Ironically, the agency's funding troubles comes at a time when it is receiving accolades for its work with at risk youth, including a Diamond Jubilee medal issued to executive director Jerome Bouvier by MP James Moore. And last month, PoCoMo raised $16,000 at a community gala.

Bouvier says he is grateful for the acknowledgement and the donations of individuals and businesses, but said the society that provides support and referral to youth it meets at night on weekends in schools and parks needs a stable source of funding so the program can continue and even grow.

"The awards are wonderful, we really appreciate them, but it doesn't put gas in the bus," Bouviers said.

While funding is tight everywhere, Bouvier is hoping a meeting Tuesday with Children and Families Minister Stephanie Cadieux will shake some funding loose from the provincial government. But he's concerned that uncertainty due to the election will result in PoCoMo's needs being put on the back-burner.

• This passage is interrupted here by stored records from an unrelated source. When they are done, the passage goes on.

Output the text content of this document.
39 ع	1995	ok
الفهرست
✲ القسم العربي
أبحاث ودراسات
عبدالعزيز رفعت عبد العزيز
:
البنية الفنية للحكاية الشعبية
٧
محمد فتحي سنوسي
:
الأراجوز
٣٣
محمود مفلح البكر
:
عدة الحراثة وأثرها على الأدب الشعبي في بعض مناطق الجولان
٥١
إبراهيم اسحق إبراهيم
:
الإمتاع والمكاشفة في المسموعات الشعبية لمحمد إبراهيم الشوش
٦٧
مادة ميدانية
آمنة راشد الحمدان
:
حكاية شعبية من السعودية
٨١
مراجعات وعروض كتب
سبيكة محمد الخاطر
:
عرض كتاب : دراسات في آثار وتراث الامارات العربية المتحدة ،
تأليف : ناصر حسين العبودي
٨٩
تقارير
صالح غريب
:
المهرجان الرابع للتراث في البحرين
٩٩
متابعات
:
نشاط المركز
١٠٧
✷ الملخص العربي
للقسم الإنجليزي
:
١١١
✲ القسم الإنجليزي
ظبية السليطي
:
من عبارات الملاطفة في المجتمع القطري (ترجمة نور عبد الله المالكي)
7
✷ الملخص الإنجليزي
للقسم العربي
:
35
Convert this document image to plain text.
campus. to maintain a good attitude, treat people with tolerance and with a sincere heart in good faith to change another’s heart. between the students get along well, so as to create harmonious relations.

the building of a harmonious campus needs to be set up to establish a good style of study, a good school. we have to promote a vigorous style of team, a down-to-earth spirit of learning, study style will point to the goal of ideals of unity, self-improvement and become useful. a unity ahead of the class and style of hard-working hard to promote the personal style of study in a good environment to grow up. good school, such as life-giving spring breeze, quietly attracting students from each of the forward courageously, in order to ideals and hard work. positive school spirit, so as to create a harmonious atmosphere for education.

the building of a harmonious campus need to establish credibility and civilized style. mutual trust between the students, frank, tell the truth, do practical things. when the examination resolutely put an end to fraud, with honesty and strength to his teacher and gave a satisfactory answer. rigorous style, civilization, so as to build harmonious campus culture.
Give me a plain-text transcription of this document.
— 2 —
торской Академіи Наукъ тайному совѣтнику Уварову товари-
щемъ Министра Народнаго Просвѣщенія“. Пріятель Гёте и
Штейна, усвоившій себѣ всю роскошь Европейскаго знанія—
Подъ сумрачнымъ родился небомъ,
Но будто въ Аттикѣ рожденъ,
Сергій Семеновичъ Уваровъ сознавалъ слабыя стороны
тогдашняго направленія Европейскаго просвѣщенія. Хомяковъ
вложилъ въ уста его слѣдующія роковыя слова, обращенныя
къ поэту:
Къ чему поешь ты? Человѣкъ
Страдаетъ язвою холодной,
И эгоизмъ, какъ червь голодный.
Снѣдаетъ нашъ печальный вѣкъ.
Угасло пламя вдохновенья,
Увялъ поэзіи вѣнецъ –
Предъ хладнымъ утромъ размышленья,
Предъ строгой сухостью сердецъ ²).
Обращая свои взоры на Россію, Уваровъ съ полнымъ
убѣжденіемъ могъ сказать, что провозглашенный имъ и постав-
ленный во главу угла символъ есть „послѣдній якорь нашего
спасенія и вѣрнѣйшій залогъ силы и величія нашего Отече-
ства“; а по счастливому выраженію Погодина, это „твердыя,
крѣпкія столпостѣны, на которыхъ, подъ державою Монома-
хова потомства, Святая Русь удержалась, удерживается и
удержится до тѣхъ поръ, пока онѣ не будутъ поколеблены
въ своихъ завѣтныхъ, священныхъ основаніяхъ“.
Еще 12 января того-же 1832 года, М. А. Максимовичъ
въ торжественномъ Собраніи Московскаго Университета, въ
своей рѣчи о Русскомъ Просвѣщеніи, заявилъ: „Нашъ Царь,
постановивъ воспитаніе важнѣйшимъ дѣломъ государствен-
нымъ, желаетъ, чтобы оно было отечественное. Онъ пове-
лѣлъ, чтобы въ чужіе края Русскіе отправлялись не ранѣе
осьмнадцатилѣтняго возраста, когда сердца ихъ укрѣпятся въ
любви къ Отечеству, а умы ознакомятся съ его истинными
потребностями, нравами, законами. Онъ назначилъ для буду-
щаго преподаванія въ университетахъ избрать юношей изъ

According to Bouvier, it costs $125,000 a year to run the bus and pay for 12 part-time youth workers but PoCoMo only has enough in grants to last another six months. "We go from grant to grant," Bouvier said.

He said he's frustrated that after eight years in providing service to the community that he can't secure a long-term funding commitment that would enable the society provide consistent, continuous service.

Most of the youth he and the other youth counsellors see are among the most vulnerable, many of them are "cutters" who injure themselves. "We're dealing with a lot of young people who are struggling," he said, noting that the weekend after Amanda Todd's suicide the PoCoMo counsellors met with about 60 kids "just to talk and share their own pains...for every Amanda, we have eight or nine who are struggling."

PoCoMo is successful because it builds trust with youth and then is able to work with other Tri-City agencies to make sure they get supports, he said. Having to cut services will make it more difficult to help the approximately 2,000 youth the agency meets in a year.

In one bright spot, PoCoMo received a grant from an Alberta donor to hire an individual case manager, who, Bouvier said, started the job a month ago and already has 12 kids on her case load.